A Unified Method for the Mobility Prediction of an Inelastic Non-Newtonian Fluid Through Complex Porous Media

Abstract

In this work, we propose a novel method to quantify flows of inelastic non-Newtonian fluids in porous media based on the energy dissipation rate. Unlike the permeability of a Newtonian fluid with Darcy's law, the permeability of a non-Newtonian fluid shows complicated behaviors due to non-separable effects of the geometry and rheology. We suggest a simple energy dissipation-based flow characterization method to resolve this problem, employing the concepts of effective viscosity and effective shear rate. These effective quantities can be defined with two flow numbers (the energy dissipation rate coefficient and the effective shear rate coefficient) independent of fluid rheology. New expressions for the permeability of Newtonian and mobility of non-Newtonian fluids were derived for model porous media in this approach. We show that the mobility (a ratio of permeability to viscosity) of a non-Newtonian fluid for a given porous media can be factored into the permeability of Newtonian fluid and the effective viscosity, exactly the same as in case of a Newtonian fluid.

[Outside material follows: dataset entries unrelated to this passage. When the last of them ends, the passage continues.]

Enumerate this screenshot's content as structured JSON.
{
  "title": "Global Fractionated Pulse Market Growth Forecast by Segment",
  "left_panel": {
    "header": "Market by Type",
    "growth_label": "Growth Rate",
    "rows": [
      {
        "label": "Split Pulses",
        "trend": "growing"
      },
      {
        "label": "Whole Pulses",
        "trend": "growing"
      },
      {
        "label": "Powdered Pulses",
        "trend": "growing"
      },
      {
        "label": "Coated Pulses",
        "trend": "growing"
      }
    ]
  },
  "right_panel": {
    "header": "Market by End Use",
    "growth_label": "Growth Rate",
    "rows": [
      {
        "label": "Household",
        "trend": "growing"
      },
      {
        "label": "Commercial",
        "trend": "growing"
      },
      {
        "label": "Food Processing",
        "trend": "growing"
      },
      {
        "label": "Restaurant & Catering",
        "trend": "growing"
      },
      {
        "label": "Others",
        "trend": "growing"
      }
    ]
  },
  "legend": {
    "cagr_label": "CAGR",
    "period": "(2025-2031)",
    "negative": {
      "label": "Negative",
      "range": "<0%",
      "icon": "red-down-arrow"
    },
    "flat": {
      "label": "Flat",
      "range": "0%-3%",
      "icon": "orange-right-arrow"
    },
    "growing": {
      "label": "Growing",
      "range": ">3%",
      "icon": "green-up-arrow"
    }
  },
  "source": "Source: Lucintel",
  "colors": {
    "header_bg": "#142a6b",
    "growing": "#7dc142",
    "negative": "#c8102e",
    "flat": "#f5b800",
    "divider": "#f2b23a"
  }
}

The proposed quantification method was validated through example problems of flows using numerical simulations (1) in two-dimensional (2D) transverse fibrous porous media (quadratic and hexagonal), (2) flows in three-dimensional (3D) regularly packed beds with spheres (faced-centered cubic and body-centered cubic), and (3) finally randomly distributed unidirectional fibers in 2D. The suggested method can quantitatively assess tortuous path in porous electrode for electrolyte transport and in the secondary oil recovery, offering the potential to optimize performance and efficiency in these applications.